Human-like sense of touch for robots

The technology was developed by researchers at the University of Cambridge and is based on liquid metal composites and graphene, a two-dimensional form of carbon. The 'skin' enables robots not only to detect how hard they are pressing on an object, but also to determine the direction of the forces acting, determine whether an object is starting to slip, and even perceive the roughness of a surface - at a resolution that rivals the spatial sensitivity of human fingertips. The results were published in the journal 'Nature Materials'.

Human fingers use multiple types of mechanoreceptors to simultaneously perceive pressure, force, vibration and texture. Replicating this level of multidimensional tactile perception in artificial systems is a major challenge, especially for devices that need to be small and robust enough for practical applications.

"Most existing tactile sensors are either too bulky, too sensitive, too complex to manufacture or cannot reliably distinguish normal and tangential forces," said Professor Tawfique Hasan from the Cambridge Graphene Centre, who led the research. "This has been a major obstacle to truly dexterous robotic manipulation."

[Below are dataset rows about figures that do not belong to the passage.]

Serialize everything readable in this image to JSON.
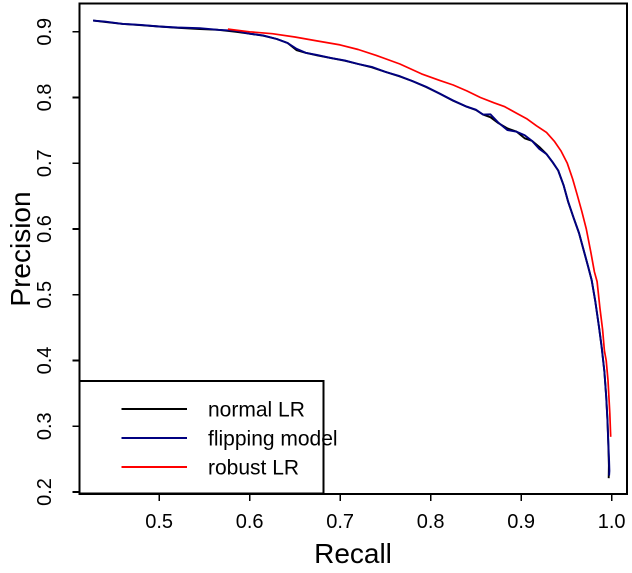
{
  "figure": {
    "background": "#ffffff",
    "border_color": "#000000"
  },
  "chart_data": {
    "type": "line",
    "title": "",
    "xlabel": "Recall",
    "ylabel": "Precision",
    "xlim": [
      0.412,
      1.017
    ],
    "ylim": [
      0.197,
      0.943
    ],
    "x_ticks": [
      0.5,
      0.6,
      0.7,
      0.8,
      0.9,
      1.0
    ],
    "y_ticks": [
      0.2,
      0.3,
      0.4,
      0.5,
      0.6,
      0.7,
      0.8,
      0.9
    ],
    "grid": false,
    "legend_position": "bottom-left",
    "series": [
      {
        "name": "normal LR",
        "color": "#000000",
        "points": [
          [
            0.427,
            0.917
          ],
          [
            0.44,
            0.915
          ],
          [
            0.46,
            0.912
          ],
          [
            0.48,
            0.91
          ],
          [
            0.5,
            0.908
          ],
          [
            0.52,
            0.906
          ],
          [
            0.545,
            0.904
          ],
          [
            0.565,
            0.903
          ],
          [
            0.585,
            0.9
          ],
          [
            0.6,
            0.897
          ],
          [
            0.615,
            0.894
          ],
          [
            0.63,
            0.889
          ],
          [
            0.642,
            0.883
          ],
          [
            0.652,
            0.872
          ],
          [
            0.662,
            0.868
          ],
          [
            0.675,
            0.864
          ],
          [
            0.69,
            0.86
          ],
          [
            0.705,
            0.856
          ],
          [
            0.72,
            0.851
          ],
          [
            0.735,
            0.846
          ],
          [
            0.75,
            0.839
          ],
          [
            0.766,
            0.832
          ],
          [
            0.78,
            0.825
          ],
          [
            0.795,
            0.816
          ],
          [
            0.81,
            0.806
          ],
          [
            0.825,
            0.795
          ],
          [
            0.84,
            0.786
          ],
          [
            0.85,
            0.781
          ],
          [
            0.858,
            0.774
          ],
          [
            0.866,
            0.77
          ],
          [
            0.875,
            0.761
          ],
          [
            0.885,
            0.753
          ],
          [
            0.895,
            0.748
          ],
          [
            0.904,
            0.738
          ],
          [
            0.912,
            0.734
          ],
          [
            0.92,
            0.725
          ],
          [
            0.928,
            0.714
          ],
          [
            0.935,
            0.701
          ],
          [
            0.941,
            0.689
          ],
          [
            0.947,
            0.666
          ],
          [
            0.952,
            0.641
          ],
          [
            0.958,
            0.617
          ],
          [
            0.964,
            0.594
          ],
          [
            0.969,
            0.568
          ],
          [
            0.974,
            0.543
          ],
          [
            0.978,
            0.522
          ],
          [
            0.982,
            0.49
          ],
          [
            0.986,
            0.452
          ],
          [
            0.989,
            0.42
          ],
          [
            0.992,
            0.383
          ],
          [
            0.994,
            0.345
          ],
          [
            0.9955,
            0.308
          ],
          [
            0.9965,
            0.268
          ],
          [
            0.997,
            0.24
          ],
          [
            0.9968,
            0.221
          ]
        ]
      },
      {
        "name": "flipping model",
        "color": "#000080",
        "points": [
          [
            0.427,
            0.917
          ],
          [
            0.44,
            0.9155
          ],
          [
            0.46,
            0.912
          ],
          [
            0.48,
            0.9105
          ],
          [
            0.5,
            0.908
          ],
          [
            0.52,
            0.9065
          ],
          [
            0.545,
            0.9055
          ],
          [
            0.565,
            0.903
          ],
          [
            0.585,
            0.9015
          ],
          [
            0.6,
            0.897
          ],
          [
            0.615,
            0.8945
          ],
          [
            0.63,
            0.889
          ],
          [
            0.642,
            0.883
          ],
          [
            0.652,
            0.874
          ],
          [
            0.662,
            0.868
          ],
          [
            0.675,
            0.8645
          ],
          [
            0.69,
            0.86
          ],
          [
            0.705,
            0.8565
          ],
          [
            0.72,
            0.851
          ],
          [
            0.735,
            0.8465
          ],
          [
            0.75,
            0.839
          ],
          [
            0.766,
            0.8325
          ],
          [
            0.78,
            0.825
          ],
          [
            0.795,
            0.8165
          ],
          [
            0.81,
            0.806
          ],
          [
            0.825,
            0.7955
          ],
          [
            0.84,
            0.786
          ],
          [
            0.85,
            0.7815
          ],
          [
            0.858,
            0.774
          ],
          [
            0.866,
            0.7745
          ],
          [
            0.875,
            0.7615
          ],
          [
            0.885,
            0.7505
          ],
          [
            0.895,
            0.748
          ],
          [
            0.904,
            0.7425
          ],
          [
            0.912,
            0.734
          ],
          [
            0.92,
            0.722
          ],
          [
            0.928,
            0.714
          ],
          [
            0.935,
            0.7015
          ],
          [
            0.941,
            0.689
          ],
          [
            0.947,
            0.666
          ],
          [
            0.952,
            0.6415
          ],
          [
            0.958,
            0.617
          ],
          [
            0.964,
            0.594
          ],
          [
            0.969,
            0.5685
          ],
          [
            0.974,
            0.543
          ],
          [
            0.978,
            0.522
          ],
          [
            0.982,
            0.49
          ],
          [
            0.986,
            0.452
          ],
          [
            0.989,
            0.42
          ],
          [
            0.992,
            0.383
          ],
          [
            0.994,
            0.345
          ],
          [
            0.9955,
            0.308
          ],
          [
            0.9965,
            0.272
          ],
          [
            0.9972,
            0.247
          ],
          [
            0.9975,
            0.232
          ],
          [
            0.9972,
            0.225
          ]
        ]
      },
      {
        "name": "robust LR",
        "color": "#ff0000",
        "points": [
          [
            0.576,
            0.904
          ],
          [
            0.6,
            0.9
          ],
          [
            0.625,
            0.897
          ],
          [
            0.65,
            0.892
          ],
          [
            0.675,
            0.886
          ],
          [
            0.7,
            0.88
          ],
          [
            0.72,
            0.873
          ],
          [
            0.74,
            0.864
          ],
          [
            0.766,
            0.851
          ],
          [
            0.79,
            0.836
          ],
          [
            0.81,
            0.826
          ],
          [
            0.825,
            0.819
          ],
          [
            0.84,
            0.81
          ],
          [
            0.855,
            0.8
          ],
          [
            0.87,
            0.792
          ],
          [
            0.882,
            0.786
          ],
          [
            0.895,
            0.776
          ],
          [
            0.906,
            0.768
          ],
          [
            0.917,
            0.757
          ],
          [
            0.928,
            0.747
          ],
          [
            0.937,
            0.733
          ],
          [
            0.944,
            0.719
          ],
          [
            0.951,
            0.7
          ],
          [
            0.957,
            0.676
          ],
          [
            0.962,
            0.652
          ],
          [
            0.967,
            0.627
          ],
          [
            0.972,
            0.6
          ],
          [
            0.977,
            0.565
          ],
          [
            0.981,
            0.535
          ],
          [
            0.984,
            0.52
          ],
          [
            0.987,
            0.48
          ],
          [
            0.99,
            0.447
          ],
          [
            0.992,
            0.415
          ],
          [
            0.994,
            0.4
          ],
          [
            0.996,
            0.37
          ],
          [
            0.997,
            0.345
          ],
          [
            0.998,
            0.32
          ],
          [
            0.9985,
            0.3
          ],
          [
            0.999,
            0.284
          ]
        ]
      }
    ]
  }
}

To solve this problem, the research team developed a soft, flexible composite material. It combines graphene layers, deformable metal microdroplets and nickel particles embedded in a silicone matrix. Inspired by the microstructures of human skin, the researchers formed the material into tiny pyramids, some of which are only around 200 µm wide. These pyramid structures concentrate mechanical stresses at their tips, allowing the sensor to detect extremely small forces while maintaining a large measurement range. The result is a tactile sensor that is sensitive enough to detect a single grain of sand. Compared to existing flexible tactile sensors, the new device improves both size and detection limits by about an order of magnitude.

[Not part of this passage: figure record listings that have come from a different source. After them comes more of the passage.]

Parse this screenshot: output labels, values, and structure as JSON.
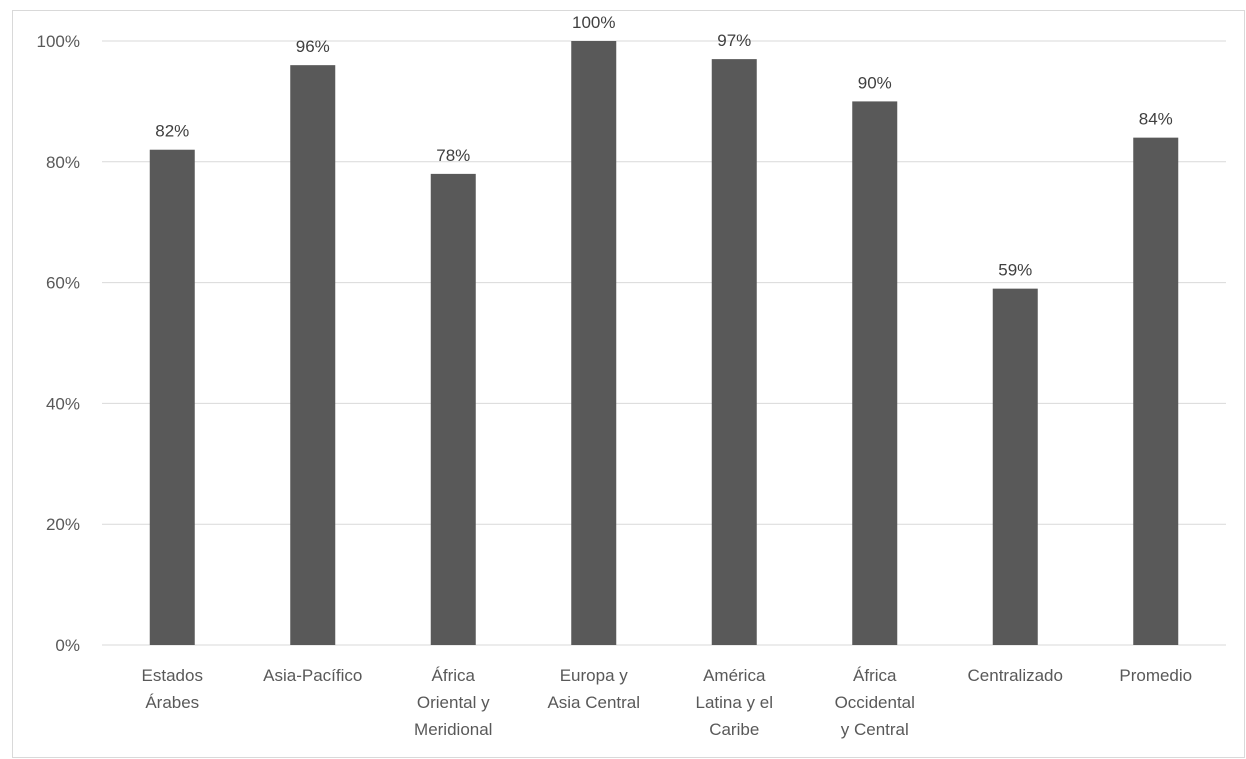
{
  "chart_data": {
    "type": "bar",
    "categories": [
      [
        "Estados",
        "Árabes"
      ],
      [
        "Asia-Pacífico"
      ],
      [
        "África",
        "Oriental y",
        "Meridional"
      ],
      [
        "Europa y",
        "Asia Central"
      ],
      [
        "América",
        "Latina y el",
        "Caribe"
      ],
      [
        "África",
        "Occidental",
        "y Central"
      ],
      [
        "Centralizado"
      ],
      [
        "Promedio"
      ]
    ],
    "values": [
      82,
      96,
      78,
      100,
      97,
      90,
      59,
      84
    ],
    "data_labels": [
      "82%",
      "96%",
      "78%",
      "100%",
      "97%",
      "90%",
      "59%",
      "84%"
    ],
    "ylim": [
      0,
      100
    ],
    "yticks": [
      0,
      20,
      40,
      60,
      80,
      100
    ],
    "ytick_labels": [
      "0%",
      "20%",
      "40%",
      "60%",
      "80%",
      "100%"
    ],
    "grid": true,
    "bar_color": "#595959"
  }
}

The sensor can also distinguish between shear forces and normal pressure. This enables it to detect when an object starts to slip. By measuring the signals from four electrodes under each pyramid, the sensor can mathematically reconstruct the complete three-dimensional force vector in real time.

In demonstrations, the team integrated the sensors into robotic grippers. The robots were able to grip fragile objects, such as thin paper tubes, without crushing them. In contrast to conventional force sensors, which rely on prior information about the properties of an object, the new system adapts in real time thanks to slip detection.

At even smaller scales, arrays of microsensors were able to determine the mass, geometry and material density of tiny metal spheres by analyzing the strength and direction of the forces. This opens up potential applications in minimally invasive surgery or in microrobotics, where conventional force sensors are far too large.

Beyond robotics, the technology could also have a major impact on prostheses. Modern artificial limbs are increasingly using tactile feedback to provide users with a sense of touch. Highly sensitive, miniaturized 3D force sensors could enable more natural interactions with objects, improving user control, safety and confidence.

"Our approach shows that bulky mechanical structures or complex optical systems are not required to achieve high-resolution three-dimensional tactile sensing," said first author Dr. Guolin Yun, former Royal Society Newton International Fellow at Cambridge and now a professor at the University of Science and Technology of China. "By combining smart materials with skin-inspired structures, we achieve a performance that is amazingly close to the human sense of touch."

For the future, the researchers believe that the sensors can be miniaturized even further - possibly to less than 50 µm - and could thus approach the density of mechanoreceptors in human skin. Future versions could also integrate temperature and humidity sensors, bringing them even closer to a fully multimodal artificial skin.

As robots increasingly leave the controlled environments of factories and are deployed in homes, hospitals and unpredictable real-world environments, advances in touch could have transformative effects, enabling machines to not only see and act, but actually 'feel'.

A patent application was submitted through Cambridge Enterprise, the University's innovation arm. The research was supported by the Royal Society, the Henry Royce Institute and the Advanced Research and Invention Agency (ARIA). Tawfique Hasan is a Fellow of Churchill College, Cambridge.